All these statements might also inflict severe emotional distress on some private figures, and not just on public figures. Even the speech in Hustler could easily have inflicted emotional distress on Falwell’s mother, had she been alive at the time, and might have distressed his wife and sons as well.

Likewise, Muslims seeing what they view as outrageous blasphemies against their prophet might be as distressed as Cpl. Snyder’s father was. The precise source of the distress would be different, but the magnitude might well be similar, to the extent that one can compare such things. What’s more, say that the verdict in Snyder is reinstated on the rationale that it is highly offensive, extremely distressing, and outrageous. Muslims might then be doubly outraged and distressed if the cartoons that so offend them are nonetheless allowed — first, by the cartoons themselves, and, second, by the law’s failure to give them the same protection that it would by hypothesis offer Snyder.

And in all these cases, the speaker might well know that the statements are likely to inflict such distress. [Footnote: Under Maryland law, as under the law of most states, the emotional distress tort imposes liability when defendants acted “intentionally or recklessly.”] If Snyder allows liability for supposedly outrageous speech that recklessly inflicts severe emotional distress, then all this speech could thus lead to liability, university disciplinary sanctions, or in principle even criminal punishment (should a state choose to criminalize it).

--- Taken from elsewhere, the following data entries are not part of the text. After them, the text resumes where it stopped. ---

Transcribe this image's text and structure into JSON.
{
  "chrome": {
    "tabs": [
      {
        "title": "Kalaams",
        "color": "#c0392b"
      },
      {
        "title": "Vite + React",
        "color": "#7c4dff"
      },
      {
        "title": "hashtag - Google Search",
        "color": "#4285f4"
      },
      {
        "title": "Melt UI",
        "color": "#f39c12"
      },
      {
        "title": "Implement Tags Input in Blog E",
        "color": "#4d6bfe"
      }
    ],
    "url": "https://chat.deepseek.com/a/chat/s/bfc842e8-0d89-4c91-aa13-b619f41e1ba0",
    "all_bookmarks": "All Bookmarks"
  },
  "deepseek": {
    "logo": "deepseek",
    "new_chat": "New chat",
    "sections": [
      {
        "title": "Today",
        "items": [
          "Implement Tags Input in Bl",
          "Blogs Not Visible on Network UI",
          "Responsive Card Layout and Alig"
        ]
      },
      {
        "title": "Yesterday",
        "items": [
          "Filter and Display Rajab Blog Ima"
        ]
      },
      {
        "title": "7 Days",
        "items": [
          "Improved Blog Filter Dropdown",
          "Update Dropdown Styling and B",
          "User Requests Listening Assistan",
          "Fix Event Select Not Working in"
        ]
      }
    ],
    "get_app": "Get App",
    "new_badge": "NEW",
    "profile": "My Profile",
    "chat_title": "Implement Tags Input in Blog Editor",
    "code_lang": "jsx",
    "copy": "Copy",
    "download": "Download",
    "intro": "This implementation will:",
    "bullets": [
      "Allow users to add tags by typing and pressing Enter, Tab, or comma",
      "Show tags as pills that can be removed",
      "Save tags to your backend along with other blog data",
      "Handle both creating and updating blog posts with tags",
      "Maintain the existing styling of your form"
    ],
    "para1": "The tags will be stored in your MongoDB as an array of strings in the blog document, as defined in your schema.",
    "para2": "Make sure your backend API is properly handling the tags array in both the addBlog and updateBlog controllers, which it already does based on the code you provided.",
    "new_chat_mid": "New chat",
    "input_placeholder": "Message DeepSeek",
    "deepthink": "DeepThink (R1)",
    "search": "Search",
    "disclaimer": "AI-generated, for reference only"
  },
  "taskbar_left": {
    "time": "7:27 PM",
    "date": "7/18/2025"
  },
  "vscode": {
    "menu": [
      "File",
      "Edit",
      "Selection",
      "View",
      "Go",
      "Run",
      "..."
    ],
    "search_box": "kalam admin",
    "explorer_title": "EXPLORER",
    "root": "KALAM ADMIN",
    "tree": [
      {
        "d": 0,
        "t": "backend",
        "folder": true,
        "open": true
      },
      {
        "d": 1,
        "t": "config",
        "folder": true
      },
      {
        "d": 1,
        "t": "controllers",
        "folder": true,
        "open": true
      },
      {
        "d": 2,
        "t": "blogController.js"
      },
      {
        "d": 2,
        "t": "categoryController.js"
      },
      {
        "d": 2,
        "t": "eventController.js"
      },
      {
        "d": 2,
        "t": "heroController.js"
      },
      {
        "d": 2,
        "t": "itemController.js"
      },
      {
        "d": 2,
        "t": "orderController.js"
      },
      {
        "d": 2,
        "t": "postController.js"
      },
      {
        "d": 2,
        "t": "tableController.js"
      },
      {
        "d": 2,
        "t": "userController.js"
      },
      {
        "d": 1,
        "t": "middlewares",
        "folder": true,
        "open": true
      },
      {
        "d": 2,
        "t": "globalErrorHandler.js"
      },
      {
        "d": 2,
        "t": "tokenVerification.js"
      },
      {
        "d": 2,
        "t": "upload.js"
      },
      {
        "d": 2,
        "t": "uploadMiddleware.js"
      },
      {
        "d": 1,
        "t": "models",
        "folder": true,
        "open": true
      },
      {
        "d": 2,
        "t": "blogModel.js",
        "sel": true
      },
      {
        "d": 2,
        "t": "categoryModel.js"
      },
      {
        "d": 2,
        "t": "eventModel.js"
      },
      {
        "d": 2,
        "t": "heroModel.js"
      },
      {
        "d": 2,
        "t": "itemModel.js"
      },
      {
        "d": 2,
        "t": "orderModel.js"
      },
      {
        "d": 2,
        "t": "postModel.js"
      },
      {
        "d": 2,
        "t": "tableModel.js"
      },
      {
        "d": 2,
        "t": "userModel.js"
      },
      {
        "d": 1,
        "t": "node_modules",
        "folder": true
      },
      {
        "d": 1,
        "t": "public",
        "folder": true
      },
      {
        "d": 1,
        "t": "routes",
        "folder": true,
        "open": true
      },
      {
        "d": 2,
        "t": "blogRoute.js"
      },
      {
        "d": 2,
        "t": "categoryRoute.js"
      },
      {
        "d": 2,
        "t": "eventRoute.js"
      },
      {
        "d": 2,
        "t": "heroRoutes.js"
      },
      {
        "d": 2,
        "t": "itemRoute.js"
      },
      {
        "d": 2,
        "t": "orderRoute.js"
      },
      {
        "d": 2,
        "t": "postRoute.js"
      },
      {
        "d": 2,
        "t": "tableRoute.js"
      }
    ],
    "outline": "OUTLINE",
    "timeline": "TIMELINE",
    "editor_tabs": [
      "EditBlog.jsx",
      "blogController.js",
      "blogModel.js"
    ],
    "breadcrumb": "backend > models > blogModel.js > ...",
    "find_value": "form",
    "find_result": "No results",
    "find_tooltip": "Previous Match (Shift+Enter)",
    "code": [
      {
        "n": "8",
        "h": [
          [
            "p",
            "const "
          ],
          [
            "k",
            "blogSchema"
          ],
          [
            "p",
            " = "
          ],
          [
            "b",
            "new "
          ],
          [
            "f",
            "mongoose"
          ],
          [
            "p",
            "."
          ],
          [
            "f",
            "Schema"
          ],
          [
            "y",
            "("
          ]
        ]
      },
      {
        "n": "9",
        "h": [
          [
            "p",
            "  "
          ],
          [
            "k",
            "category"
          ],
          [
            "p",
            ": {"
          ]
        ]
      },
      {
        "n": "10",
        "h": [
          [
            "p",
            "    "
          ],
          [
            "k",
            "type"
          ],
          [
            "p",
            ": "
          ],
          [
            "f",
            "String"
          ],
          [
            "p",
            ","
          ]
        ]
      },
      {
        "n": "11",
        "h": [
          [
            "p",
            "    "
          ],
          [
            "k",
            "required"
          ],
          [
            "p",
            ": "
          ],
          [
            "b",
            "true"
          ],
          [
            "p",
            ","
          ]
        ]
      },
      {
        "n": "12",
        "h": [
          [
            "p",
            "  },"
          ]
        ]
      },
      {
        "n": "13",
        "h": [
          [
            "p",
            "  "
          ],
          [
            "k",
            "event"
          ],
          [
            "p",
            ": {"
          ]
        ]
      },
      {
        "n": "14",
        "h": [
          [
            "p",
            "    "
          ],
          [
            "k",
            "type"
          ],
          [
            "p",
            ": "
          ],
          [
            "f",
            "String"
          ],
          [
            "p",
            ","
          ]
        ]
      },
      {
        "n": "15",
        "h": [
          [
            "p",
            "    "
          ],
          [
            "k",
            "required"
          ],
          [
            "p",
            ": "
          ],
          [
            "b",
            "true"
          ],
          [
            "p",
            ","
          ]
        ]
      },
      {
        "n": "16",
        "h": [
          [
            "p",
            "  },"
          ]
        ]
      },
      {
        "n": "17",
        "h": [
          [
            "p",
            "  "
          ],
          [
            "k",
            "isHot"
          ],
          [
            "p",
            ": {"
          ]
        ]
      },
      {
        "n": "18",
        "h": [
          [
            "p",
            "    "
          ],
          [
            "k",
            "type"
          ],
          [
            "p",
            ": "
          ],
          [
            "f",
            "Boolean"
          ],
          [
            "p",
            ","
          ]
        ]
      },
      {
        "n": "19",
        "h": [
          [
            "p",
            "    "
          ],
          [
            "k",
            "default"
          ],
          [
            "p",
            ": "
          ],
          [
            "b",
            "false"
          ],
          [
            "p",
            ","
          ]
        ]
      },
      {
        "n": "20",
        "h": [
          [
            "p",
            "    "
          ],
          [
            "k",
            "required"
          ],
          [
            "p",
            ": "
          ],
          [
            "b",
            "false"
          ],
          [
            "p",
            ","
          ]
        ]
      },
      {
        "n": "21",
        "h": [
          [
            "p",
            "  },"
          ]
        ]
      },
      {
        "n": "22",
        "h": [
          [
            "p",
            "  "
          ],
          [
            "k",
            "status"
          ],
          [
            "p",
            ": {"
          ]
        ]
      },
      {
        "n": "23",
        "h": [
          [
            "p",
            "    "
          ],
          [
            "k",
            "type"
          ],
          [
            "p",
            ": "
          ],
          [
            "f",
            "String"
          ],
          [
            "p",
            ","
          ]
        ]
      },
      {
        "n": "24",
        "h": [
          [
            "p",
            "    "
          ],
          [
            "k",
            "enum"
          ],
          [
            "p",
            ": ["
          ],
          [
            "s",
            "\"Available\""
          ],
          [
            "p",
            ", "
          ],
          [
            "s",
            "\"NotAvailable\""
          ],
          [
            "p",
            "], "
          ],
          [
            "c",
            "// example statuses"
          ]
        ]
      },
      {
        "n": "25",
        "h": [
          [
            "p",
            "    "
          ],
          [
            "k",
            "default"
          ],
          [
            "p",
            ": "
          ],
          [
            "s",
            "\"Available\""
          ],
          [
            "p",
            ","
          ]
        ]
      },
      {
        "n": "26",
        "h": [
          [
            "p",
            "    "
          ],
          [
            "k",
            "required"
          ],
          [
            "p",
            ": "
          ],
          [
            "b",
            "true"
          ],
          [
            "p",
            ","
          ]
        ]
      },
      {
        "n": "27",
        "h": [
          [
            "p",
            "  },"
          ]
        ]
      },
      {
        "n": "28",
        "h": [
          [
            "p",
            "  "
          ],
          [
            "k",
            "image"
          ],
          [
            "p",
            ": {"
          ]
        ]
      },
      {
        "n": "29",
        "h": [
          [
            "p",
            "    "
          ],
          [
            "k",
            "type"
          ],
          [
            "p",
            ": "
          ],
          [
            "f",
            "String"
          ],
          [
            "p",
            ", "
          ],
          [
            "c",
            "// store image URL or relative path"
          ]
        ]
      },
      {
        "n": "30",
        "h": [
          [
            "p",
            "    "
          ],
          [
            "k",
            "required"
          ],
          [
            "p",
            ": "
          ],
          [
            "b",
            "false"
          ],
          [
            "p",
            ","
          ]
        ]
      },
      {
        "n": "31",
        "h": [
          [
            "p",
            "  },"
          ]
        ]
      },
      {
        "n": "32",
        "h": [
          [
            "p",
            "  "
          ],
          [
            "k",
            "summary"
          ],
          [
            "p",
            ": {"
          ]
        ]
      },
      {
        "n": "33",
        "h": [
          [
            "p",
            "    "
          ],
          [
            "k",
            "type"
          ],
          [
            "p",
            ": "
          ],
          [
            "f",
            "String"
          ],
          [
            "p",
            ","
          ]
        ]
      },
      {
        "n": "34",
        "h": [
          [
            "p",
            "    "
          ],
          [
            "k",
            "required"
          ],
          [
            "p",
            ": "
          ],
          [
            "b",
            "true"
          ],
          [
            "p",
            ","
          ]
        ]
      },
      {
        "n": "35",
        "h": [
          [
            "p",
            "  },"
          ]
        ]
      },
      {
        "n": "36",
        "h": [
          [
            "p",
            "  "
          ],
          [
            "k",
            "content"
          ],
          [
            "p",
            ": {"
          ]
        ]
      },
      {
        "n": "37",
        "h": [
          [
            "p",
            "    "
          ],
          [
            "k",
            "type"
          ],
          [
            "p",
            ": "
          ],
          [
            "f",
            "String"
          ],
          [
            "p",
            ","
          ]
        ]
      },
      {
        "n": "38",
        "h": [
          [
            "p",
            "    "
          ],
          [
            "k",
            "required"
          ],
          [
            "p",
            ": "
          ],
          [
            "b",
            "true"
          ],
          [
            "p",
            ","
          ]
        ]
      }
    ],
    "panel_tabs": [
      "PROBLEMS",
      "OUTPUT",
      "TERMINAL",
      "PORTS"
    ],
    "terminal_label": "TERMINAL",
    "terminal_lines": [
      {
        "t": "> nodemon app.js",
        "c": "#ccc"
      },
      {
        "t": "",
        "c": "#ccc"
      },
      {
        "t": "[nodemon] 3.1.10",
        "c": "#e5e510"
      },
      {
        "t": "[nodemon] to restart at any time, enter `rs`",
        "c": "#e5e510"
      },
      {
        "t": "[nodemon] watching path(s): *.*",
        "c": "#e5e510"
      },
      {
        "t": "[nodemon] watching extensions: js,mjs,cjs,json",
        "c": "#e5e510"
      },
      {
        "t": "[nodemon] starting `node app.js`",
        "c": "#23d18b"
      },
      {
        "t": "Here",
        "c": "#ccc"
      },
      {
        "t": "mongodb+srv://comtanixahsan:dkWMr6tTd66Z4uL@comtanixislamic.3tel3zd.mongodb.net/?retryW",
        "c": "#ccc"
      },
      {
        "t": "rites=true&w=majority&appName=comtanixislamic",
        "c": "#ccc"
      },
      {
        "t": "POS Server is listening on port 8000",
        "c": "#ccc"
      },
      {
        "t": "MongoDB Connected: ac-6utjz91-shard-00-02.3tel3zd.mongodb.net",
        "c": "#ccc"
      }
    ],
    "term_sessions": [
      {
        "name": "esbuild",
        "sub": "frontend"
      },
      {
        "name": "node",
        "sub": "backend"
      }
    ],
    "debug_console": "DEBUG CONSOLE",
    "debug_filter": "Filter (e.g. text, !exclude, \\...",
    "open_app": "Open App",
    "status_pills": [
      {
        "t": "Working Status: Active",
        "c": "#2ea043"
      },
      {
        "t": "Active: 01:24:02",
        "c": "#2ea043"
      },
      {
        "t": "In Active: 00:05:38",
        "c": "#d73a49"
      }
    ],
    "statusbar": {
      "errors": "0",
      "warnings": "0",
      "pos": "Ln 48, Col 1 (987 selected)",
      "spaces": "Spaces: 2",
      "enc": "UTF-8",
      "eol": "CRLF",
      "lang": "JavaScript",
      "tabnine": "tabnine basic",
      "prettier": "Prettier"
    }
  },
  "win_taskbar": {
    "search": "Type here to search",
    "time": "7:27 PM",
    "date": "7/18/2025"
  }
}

Yet, partly for the reasons that the Court gave in Hustler, such speech is an important part of public debate. It should not be punished with multi-million-dollar liability, or even with college disciplinary sanctions. And it should not be deterred by the risk of such liability — a risk that is inevitable given the vagueness of the “outrageousness” standard: “[W]here a vague statute ‘abut[s] upon sensitive areas of basic First Amendment freedoms,’ it ‘operates to inhibit the exercise of [those] freedoms.’ Uncertain meanings inevitably lead citizens to ‘steer far wider of the unlawful zone’ ….than if the boundaries of the forbidden areas were clearly marked.”

And such speech should also not be restricted using standards that leave jurors, university administrators, and other government decisionmakers free to impose liability based on the viewpoint of speech, under the vague and subjective “outrageousness” test. One defender of the Snyder verdict views the subjectivity as a virtue: “The determination of when this behavior crosses the line into outrageous conduct is rightly left up to a jury that will apply its own notions of reasonableness to decide what conduct should rise to the level of liability.” “Civil action judgments ‘reflect social conventions and tend to reflect what the majority believes’ to be acceptable behavior.” But the Supreme Court rightly said that such an approach is not permitted under the First Amendment:

[I]f arbitrary and discriminatory enforcement is to be prevented, laws must provide explicit standards for those who apply them. A vague law impermissibly delegates basic policy matters to policemen, judges, and juries for resolution on an ad hoc and subjective basis, with the attendant dangers of arbitrary and discriminatory application.